Perdeyi çektiğim an odamda,
bir yalnızlık ürpertisi kapladı içimi...
Gergin bir rüzgâr esti kulağımın pasına...
Ruhumu törpüledi biteviye,
ahraz bir gecenin çığırtkan senfonisi...
Kapı altından,
serseri bir örümcek belirdi aniden...
Belli ki yolunu kaybetmiş,...
Yok yok...
Belki de bendim aradığı...
Belki de ağlarını örmeye gelmişti,
soluk benizli kaderimin...
Gecenin tam orta yerinde,
zilzurna bir baykuşun nârâsı...
Araladım perdeyi...
Gözükmedi iblis...
Belli ki kara bir maske yüzünde...
Beynimi kemirdi durdu sebebi hikmeti...
Ne olacak...Azrail’ in ulağı, uğursuz yaratık...
Mehtapsız bir akşamın mâşuk kuytularında,
Kim bilir kaç kirpi sevişmekte bana inat...
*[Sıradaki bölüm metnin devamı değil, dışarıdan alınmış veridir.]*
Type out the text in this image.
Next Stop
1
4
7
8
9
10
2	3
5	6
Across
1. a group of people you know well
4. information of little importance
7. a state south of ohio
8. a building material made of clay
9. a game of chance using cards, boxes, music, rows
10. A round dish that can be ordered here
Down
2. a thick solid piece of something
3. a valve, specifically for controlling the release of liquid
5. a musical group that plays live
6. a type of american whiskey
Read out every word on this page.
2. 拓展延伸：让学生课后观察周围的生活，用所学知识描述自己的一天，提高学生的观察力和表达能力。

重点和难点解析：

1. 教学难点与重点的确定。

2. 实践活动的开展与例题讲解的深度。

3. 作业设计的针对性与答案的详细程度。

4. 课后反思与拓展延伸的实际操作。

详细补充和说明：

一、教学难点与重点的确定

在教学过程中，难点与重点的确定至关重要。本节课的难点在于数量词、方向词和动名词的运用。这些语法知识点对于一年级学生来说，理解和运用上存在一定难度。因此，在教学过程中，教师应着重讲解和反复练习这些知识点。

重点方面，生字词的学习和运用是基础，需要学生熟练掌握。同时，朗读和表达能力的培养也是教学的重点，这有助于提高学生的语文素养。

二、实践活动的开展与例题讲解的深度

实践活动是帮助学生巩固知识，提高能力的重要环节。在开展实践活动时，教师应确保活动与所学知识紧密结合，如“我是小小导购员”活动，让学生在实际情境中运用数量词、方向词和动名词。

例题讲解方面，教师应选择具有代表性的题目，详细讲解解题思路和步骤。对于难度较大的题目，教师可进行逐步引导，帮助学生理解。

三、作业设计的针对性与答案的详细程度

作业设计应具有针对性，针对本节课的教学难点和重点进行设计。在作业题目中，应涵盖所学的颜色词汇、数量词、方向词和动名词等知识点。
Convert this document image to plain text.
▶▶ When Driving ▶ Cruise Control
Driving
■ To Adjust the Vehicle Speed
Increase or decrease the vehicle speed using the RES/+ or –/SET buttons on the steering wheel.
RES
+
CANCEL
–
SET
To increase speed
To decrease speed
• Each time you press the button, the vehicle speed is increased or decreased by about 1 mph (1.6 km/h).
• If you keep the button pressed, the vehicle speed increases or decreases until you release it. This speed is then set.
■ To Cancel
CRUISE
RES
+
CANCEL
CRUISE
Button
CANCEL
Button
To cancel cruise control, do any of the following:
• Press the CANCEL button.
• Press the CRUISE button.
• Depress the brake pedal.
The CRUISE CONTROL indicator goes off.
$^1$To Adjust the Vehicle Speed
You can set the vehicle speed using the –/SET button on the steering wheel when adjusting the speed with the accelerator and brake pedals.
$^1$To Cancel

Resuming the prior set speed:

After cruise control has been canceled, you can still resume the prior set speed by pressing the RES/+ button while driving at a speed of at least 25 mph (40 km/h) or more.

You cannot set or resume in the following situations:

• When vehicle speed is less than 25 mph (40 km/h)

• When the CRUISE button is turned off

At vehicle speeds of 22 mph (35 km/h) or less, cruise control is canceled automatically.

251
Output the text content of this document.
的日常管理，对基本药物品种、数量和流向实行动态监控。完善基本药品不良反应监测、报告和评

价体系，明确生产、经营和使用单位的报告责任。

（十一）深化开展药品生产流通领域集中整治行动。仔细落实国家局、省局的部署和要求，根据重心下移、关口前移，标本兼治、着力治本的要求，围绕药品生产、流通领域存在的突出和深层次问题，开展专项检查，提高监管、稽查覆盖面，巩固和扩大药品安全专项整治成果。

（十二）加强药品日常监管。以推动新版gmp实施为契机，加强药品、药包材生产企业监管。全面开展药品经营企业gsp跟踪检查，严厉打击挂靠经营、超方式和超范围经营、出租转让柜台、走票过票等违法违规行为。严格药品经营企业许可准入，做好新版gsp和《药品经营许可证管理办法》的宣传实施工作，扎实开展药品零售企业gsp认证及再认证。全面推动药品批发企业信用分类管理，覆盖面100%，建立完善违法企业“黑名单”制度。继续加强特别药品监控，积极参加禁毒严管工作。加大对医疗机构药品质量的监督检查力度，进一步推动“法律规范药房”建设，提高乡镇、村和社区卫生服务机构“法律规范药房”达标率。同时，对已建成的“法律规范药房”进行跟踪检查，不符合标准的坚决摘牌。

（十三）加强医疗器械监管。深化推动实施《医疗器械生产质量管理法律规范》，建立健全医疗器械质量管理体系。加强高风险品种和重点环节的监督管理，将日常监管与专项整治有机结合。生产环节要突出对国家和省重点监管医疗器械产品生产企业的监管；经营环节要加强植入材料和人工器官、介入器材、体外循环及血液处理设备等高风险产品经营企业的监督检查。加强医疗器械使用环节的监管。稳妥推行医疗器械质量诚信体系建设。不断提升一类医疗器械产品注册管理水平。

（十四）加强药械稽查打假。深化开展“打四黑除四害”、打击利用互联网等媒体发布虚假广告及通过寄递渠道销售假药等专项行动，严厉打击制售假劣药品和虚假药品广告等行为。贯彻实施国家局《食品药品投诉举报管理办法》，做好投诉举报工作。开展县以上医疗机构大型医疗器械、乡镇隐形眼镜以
Geçmeyen saatlerin silsilesinde,
bana batıyor bu dipsiz gecenin dikenleri...
Akrep, yelkovanına küsmüş,
Her saniyesi bir ömür alıyor gecikmiş zamanlardan...
Acaba doğar mı güneş yeniden?
Şafak söker mi suskun ufuklarımda?
Maviye çalar mı bekleyişlerim?
Bilemem...
Bilemem bu gece beni hangi sabaha götürür...
Yine yalnız olacaksa gecelerim,
varsın kavuşmasın gündüzlerine...
Alıştım nasıl olsa bu gecenin mâtemine...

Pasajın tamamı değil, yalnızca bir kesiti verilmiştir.